Bacterial cells are much smaller than human cells, and there are at least ten times as many bacteria as human cells in the body.

Archaea, primitive living single-celled organisms, similar in size to bacteria but different in molecular organization, are present in the human gut.

Fungi and yeasts are present in the human gut and skin where they consume oils secreted from the sebaceous glands.

A small number of bacteria are present in the conjunctiva, which is washed away with blinking and the moisture of the lachrymal glands. 

Research suggests that the relationship between the species in our guts and humans is not merely commensal (a non-harmful coexistence), but a mutualistic, symbiotic relationship.

From head to toe, your body is a veritable jungle of flora and fauna. Some are visitors, some are permanent residents. For thousands of years, these animals have called our bodies “home” — or at least "food." From bed bugs to eyelash mites, a jungle of insects and arachnids thrives on and around the human.

Then are the visitors that are invented only to live on the human body. The head louse, Pediculus humanus capitis, lives on the human scalp and nowhere else.

The human body louse, Pediculus humanus humanus, looks a lot like the human head louse, but it lays its eggs in the seams of clothing, not on hair shafts.

The eyelash mites live in and around human eyelashes and eyebrow follicles, where they make their meals from oil and dead skin cells.

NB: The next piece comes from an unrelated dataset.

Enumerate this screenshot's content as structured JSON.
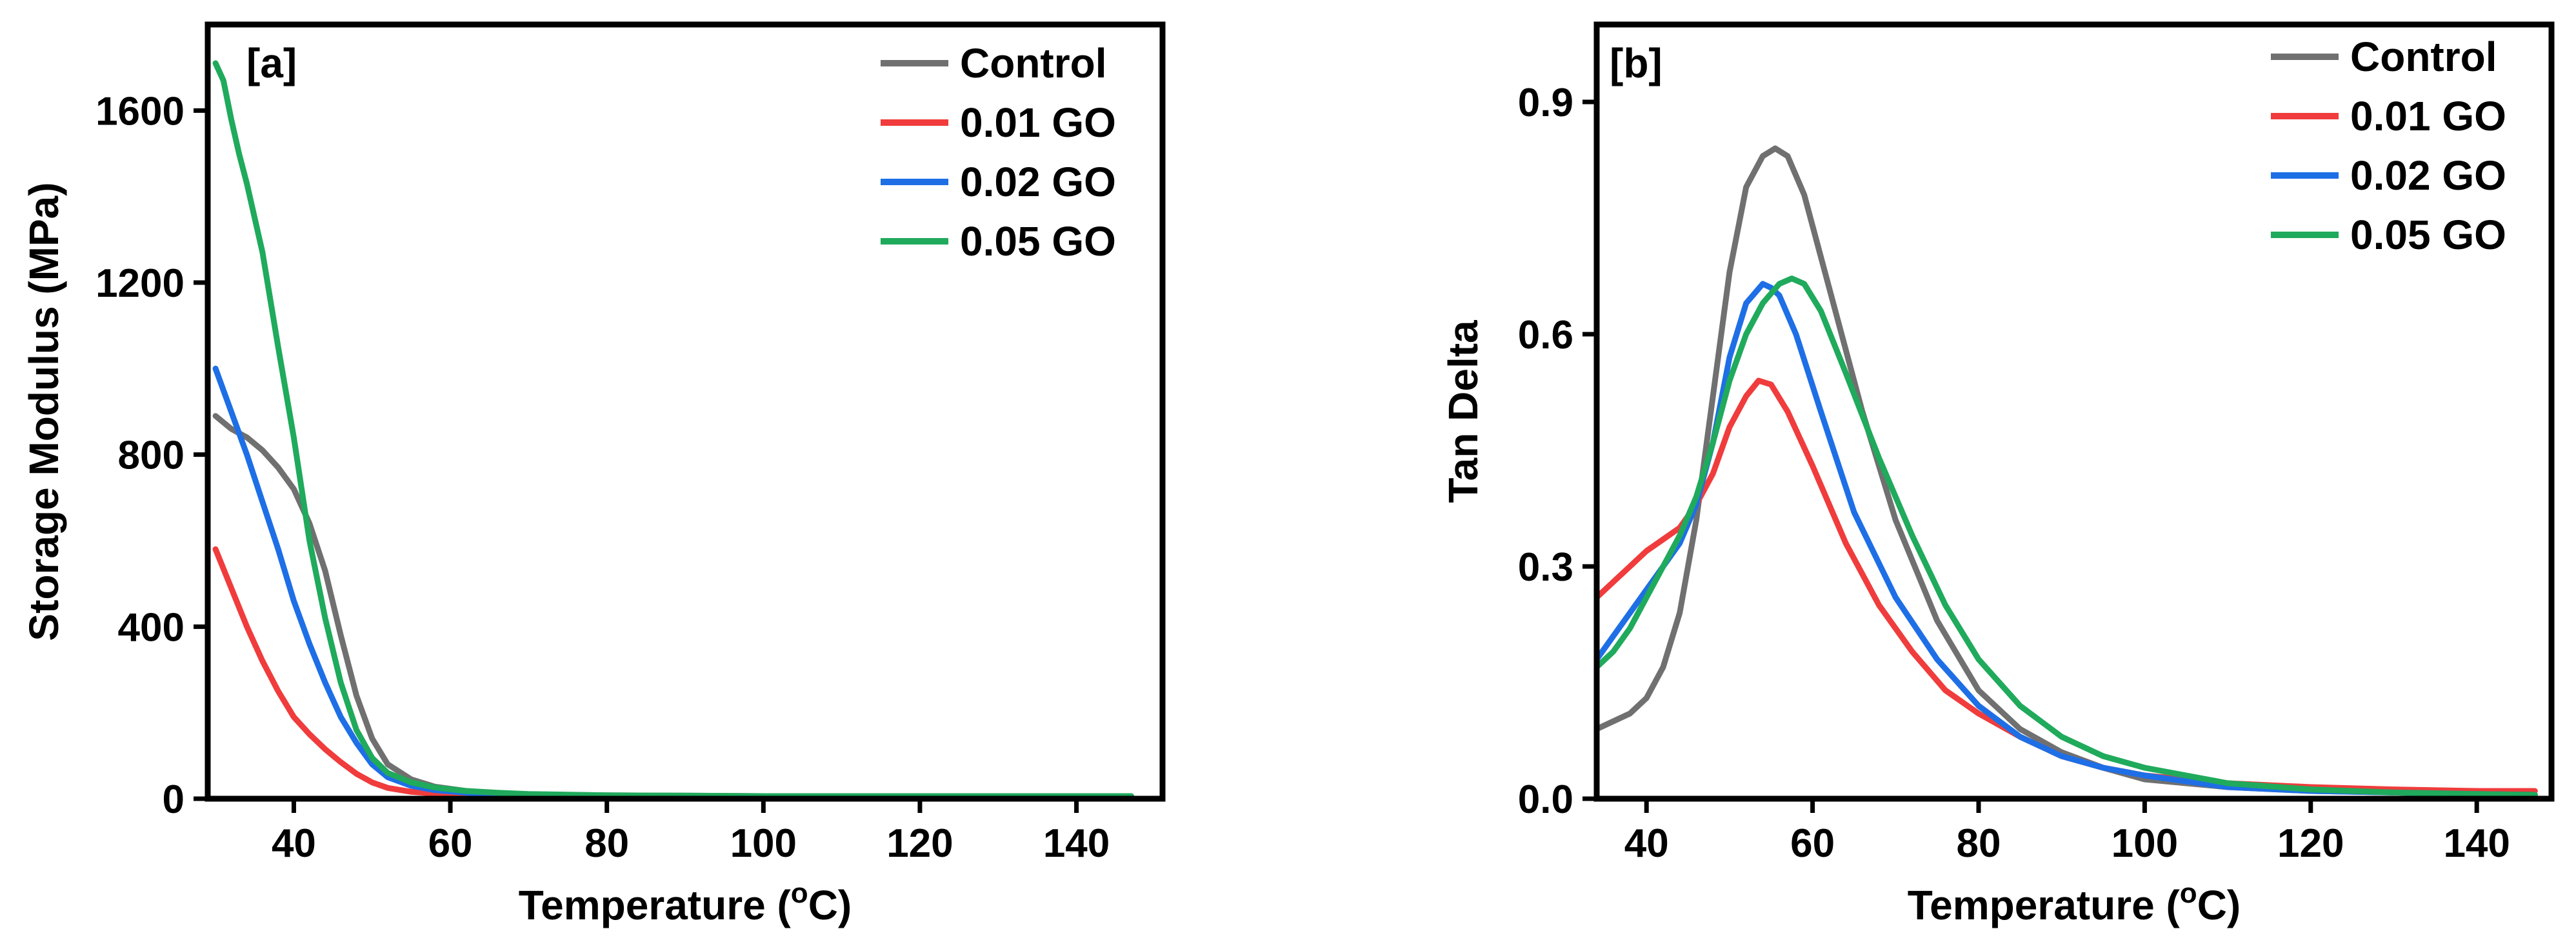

They look like tiny cockroaches . At night, the mites may emerge from the follicle and wriggle across your face as fast as their eight legs will take them—about an inch per hour. Almost every adult human harbours them. The mites have tiny claws, and needle-like mouthparts for eating skin cells.  Almost nothing gets them out. If you use eyeliner and mascara, you most definitely have more of them!

Ticks and bedbugs feed on the blood of mammals.

The human botfly lives in the mosquito’s body and is delivered into ours through a bite. The botfly larvae burrow into the skin and begin to feed on the host's tissue. A larva will stick around for a month or two before emerging. 

The scabies mite, arachnids of the spider family, eats human skin. Living in burrows just beneath the surface of the skin, scabies mites cause itching and rash.

Viruses like herpes simplex may loiter for years inside nerve cells. causing surface membranes to erupt in nasty pustules or warts.

And don’t forget the worms: tape, round, hook, pin, live for decades within you and flukes that settle in the lungs and liver.

We are blissfully oblivious to the microscopic life we carry around with us. Considering what those organisms look like, that may be a good thing. But it also begs the question: how many people are you? And who is making the decisions?